Recorría el pasillo como recorrí la calle, sin estar a lo que estaba, viendo una y otra vez la foto oculta en el bolsillo que pensaba dejar sobre su cadáver traidor; la instantánea que me había valido un primer premio en el concurso anual que celebramos entre todos los trabajadores del zoológico: Un rinoceronte en pleno acto de apareamiento, como ahora, justo encima de la hembra. Milagroso primer plano de su enorme falo tomado por un aficionado a la fotografía. Le hizo gracia, tanto que se la regalé. Y no supe más de ella, hasta hoy. No se escribe sobre las fotos; son arte. Y menos aún nombres ridículos. No se apropia uno de un rabo que no le pertenece; porque Eric, ese mismo del que sólo conozco su caligrafía a lo largo del falo de mi foto, no se podrá comparar, eso seguro. Aunque lo comprobaremos; y si continuará tieso tras la bala incrustada en el cuerpo. Penetración por penetración, amigo. Es lícito defender la propiedad de uno, hasta los animales defienden su territorio.

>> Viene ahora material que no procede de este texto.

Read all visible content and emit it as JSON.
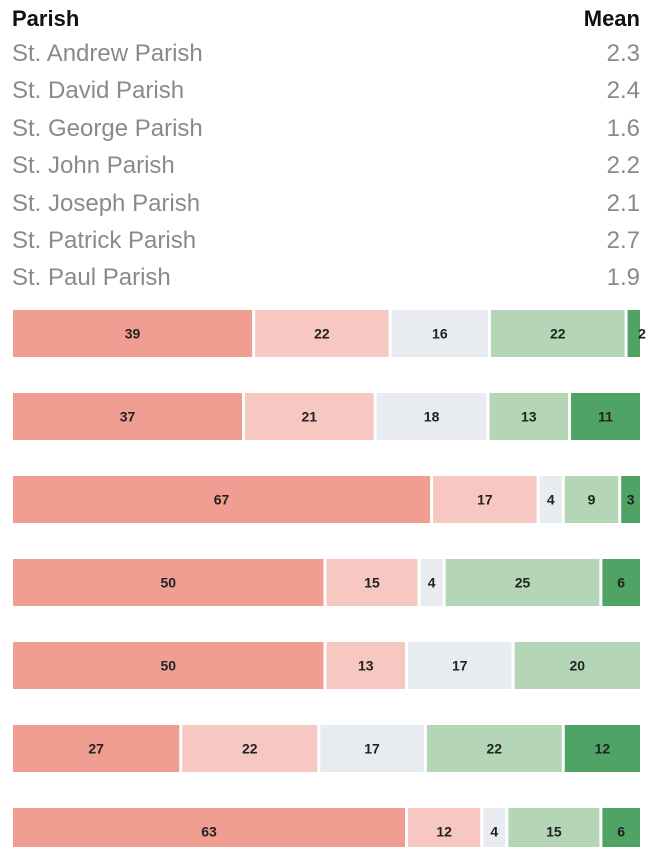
{
  "table": {
    "header_left": "Parish",
    "header_right": "Mean"
  },
  "colors": [
    "#f09e92",
    "#f7c8c1",
    "#e8ebf0",
    "#b5d5b7",
    "#4ea365"
  ],
  "chart_data": {
    "type": "bar",
    "orientation": "horizontal",
    "stacked": true,
    "normalized": true,
    "categories": [
      "St. Andrew Parish",
      "St. David Parish",
      "St. George Parish",
      "St. John Parish",
      "St. Joseph Parish",
      "St. Patrick Parish",
      "St. Paul Parish"
    ],
    "means": [
      "2.3",
      "2.4",
      "1.6",
      "2.2",
      "2.1",
      "2.7",
      "1.9"
    ],
    "segments": [
      [
        39,
        22,
        16,
        22,
        2
      ],
      [
        37,
        21,
        18,
        13,
        11
      ],
      [
        67,
        17,
        4,
        9,
        3
      ],
      [
        50,
        15,
        4,
        25,
        6
      ],
      [
        50,
        13,
        17,
        20,
        0
      ],
      [
        27,
        22,
        17,
        22,
        12
      ],
      [
        63,
        12,
        4,
        15,
        6
      ]
    ],
    "legend": "none",
    "grid": false
  }
}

El azar es rápido; todos los instantes en uno. La mano libre que empuja la séptima puerta, la superposición sonora del chirrido de la bisagra, el sobreagudo de la trompeta de Louis desde el anticuado vinilo negro como la promesa de un futuro acabado, el grito histérico de ella, el crujir del hueso de la mandíbula y el calor. El quejido y los ojos inquietos que se saben muertos buscando los ángulos que huyen para siempre.
Con la vista proyectada sobre el techo lo entendí todo. Por qué estaban, a pesar de los bufidos, con ropa; por qué aquella foto olvidada sobre la mesilla bautizando el enorme falo de la pequeña bestia; por qué la puerta de la pocilga abierta. Ni descuido, ni prisas, ni arrebato. Sólo una enorme tela de araña donde atrapar al ingenuo cazador de rinocerontes. No todo estaba en manos del azar. Una de las partes jugó a la coherencia, con reglas precisas, con sumo cuidado, obedeciendo un plan que satisficiese sus deseos de libertad. El placer del intérprete, como Louis haciendo girar por los aires notas que anunciaba el Apocalipsis del nimio querubín ingenuo; la satisfacción de escribir la partitura de un crimen tan perfecto como muchos otros.

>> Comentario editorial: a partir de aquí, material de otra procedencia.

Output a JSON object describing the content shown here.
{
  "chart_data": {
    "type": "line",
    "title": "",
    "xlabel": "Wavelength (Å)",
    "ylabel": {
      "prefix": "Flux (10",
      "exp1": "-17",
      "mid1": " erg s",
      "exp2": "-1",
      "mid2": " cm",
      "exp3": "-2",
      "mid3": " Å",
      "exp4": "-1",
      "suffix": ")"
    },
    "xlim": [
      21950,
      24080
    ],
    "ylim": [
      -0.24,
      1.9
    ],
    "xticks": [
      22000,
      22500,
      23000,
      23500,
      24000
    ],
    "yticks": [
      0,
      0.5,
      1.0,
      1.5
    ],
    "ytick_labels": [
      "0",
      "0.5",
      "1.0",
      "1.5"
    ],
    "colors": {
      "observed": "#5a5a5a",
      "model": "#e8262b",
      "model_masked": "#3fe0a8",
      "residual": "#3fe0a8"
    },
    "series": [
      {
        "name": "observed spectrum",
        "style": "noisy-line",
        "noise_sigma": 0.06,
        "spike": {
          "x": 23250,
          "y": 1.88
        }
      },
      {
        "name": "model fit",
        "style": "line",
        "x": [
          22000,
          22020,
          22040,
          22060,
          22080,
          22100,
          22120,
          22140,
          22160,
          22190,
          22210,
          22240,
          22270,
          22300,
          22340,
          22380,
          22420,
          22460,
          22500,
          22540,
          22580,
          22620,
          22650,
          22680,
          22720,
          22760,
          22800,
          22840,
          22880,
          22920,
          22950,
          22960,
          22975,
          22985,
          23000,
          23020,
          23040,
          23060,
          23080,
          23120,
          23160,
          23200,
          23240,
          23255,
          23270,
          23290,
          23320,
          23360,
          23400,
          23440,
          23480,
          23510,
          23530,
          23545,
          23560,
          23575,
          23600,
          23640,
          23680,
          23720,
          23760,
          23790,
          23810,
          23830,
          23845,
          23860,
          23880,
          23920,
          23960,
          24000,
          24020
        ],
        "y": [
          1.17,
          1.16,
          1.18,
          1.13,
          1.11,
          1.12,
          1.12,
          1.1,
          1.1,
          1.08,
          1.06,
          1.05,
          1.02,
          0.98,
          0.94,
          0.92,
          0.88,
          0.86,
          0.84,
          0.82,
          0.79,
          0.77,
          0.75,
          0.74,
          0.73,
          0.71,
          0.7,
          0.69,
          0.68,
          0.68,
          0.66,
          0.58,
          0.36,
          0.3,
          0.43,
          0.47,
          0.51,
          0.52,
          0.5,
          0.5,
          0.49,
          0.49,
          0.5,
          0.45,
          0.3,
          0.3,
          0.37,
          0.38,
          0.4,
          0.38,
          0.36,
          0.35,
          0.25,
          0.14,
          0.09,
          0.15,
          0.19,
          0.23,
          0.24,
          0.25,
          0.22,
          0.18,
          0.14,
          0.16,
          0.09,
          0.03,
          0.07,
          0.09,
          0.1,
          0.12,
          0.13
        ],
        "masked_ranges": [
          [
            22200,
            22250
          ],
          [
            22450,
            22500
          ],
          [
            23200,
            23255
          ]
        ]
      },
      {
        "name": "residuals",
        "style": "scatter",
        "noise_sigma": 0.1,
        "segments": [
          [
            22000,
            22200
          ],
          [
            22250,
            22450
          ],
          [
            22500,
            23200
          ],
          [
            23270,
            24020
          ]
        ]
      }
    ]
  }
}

Se acercan con paciencia a su obra. Observan el rostro quieto, impávido, rígido como el honor; el rostro absorto en la nada. Se acercan y ven; mi gesto impenetrable de cadáver recién hecho. Y ese olor; ese olor que emana del abismo perforado por el proyectil de acero aún caliente que se encontró mi cara de asombro a mitad de su trayectoria. Y el rinoceronte sonríe; y los dos, ahora, posan como para una nueva foto.